Quay.io is down right now. The status page won’t admit it, but I have pinged multiple people and found it failing to let me pull images locally, in GitHub Actions, and on my VPS in Europe.

This is very inconvenient, because Quay – being a community service of Red Hat – is the only home for official Docker images of the Keycloak project. And while I have no concrete evidence for this supposition, I really feel like this may be at least partially caused by Red Hat’s recent buy-in on “everything AI”. We have seen this time and again, with Amazon, with Microsoft, with Cloudflare, and with numerous others. Letting AI agents run free on production systems results in outages because they fundamentally cannot reason about why things are configured as they are.

I think AI agents can be quite helpful for automating tasks, but their changes always need to be checked by humans before sent to production. This should go without saying! We keep saying AI will “replace” junior engineers, but we don’t let junior engineers push directly to production. Why would we let AI?

Anyway, Quay’s outage is very annoying because I can’t actually work on our production stack because there’s no other place to retrieve legitimate Keycloak images from. They really should be mirroring them somewhere.

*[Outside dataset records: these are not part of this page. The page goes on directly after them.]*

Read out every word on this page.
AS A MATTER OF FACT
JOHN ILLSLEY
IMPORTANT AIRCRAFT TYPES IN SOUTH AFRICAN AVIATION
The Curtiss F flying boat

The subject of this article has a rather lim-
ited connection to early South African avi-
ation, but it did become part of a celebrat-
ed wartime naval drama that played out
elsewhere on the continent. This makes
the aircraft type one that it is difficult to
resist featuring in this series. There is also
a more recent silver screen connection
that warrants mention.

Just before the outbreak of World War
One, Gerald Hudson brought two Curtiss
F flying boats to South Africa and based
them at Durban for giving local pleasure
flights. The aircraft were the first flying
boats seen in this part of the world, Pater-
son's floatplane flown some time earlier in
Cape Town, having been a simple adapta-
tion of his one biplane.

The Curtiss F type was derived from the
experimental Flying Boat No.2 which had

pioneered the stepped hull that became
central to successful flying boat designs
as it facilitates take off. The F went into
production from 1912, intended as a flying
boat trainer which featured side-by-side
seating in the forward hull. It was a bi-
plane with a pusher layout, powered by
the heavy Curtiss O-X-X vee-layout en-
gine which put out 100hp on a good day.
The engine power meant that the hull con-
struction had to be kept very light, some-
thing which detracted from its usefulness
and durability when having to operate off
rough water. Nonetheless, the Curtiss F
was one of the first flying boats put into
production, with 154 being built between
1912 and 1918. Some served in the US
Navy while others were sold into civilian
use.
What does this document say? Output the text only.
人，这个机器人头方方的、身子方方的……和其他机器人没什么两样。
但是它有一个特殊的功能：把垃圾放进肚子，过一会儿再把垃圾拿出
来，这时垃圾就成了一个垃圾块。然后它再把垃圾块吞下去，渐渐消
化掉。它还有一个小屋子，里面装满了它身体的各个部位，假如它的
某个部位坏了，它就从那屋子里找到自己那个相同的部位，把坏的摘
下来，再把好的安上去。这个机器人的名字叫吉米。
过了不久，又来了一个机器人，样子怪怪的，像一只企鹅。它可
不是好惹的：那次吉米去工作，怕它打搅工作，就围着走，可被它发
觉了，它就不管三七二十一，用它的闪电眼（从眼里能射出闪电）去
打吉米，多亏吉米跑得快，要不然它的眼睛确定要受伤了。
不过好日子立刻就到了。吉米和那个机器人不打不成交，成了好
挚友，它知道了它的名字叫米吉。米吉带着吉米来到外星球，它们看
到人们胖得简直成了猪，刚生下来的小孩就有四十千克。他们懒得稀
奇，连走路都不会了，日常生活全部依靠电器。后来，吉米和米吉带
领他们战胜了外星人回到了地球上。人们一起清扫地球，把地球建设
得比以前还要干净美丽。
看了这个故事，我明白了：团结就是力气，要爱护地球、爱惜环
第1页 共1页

There is an entry on Docker Hub, but they aren’t even a verified organisation or “Sponsored OSS”, so I don’t know if that’s even really Keycloak. And the images don’t appear to have an SBOM, so it’s hard to reason about or audit. With all the supply chain attacks going around lately, it’s hard to trust “random” Docker images, even if they do appear to be the actual upstream.

I should note that I still firmly believe that open source projects should self-host, but they should also always have a backup mechanism somewhere. And those backup mechanisms need to be trustworthy and easy to verify as well.

Oh well. The downtime gives me some time to write this blog and go through my work emails, I guess.

Update: it came back up around 01:00 BST, 1.5 hours after this article was written. The incident was also finally logged in their status page, though with a start time a full hour after it actually stopped responding to requests.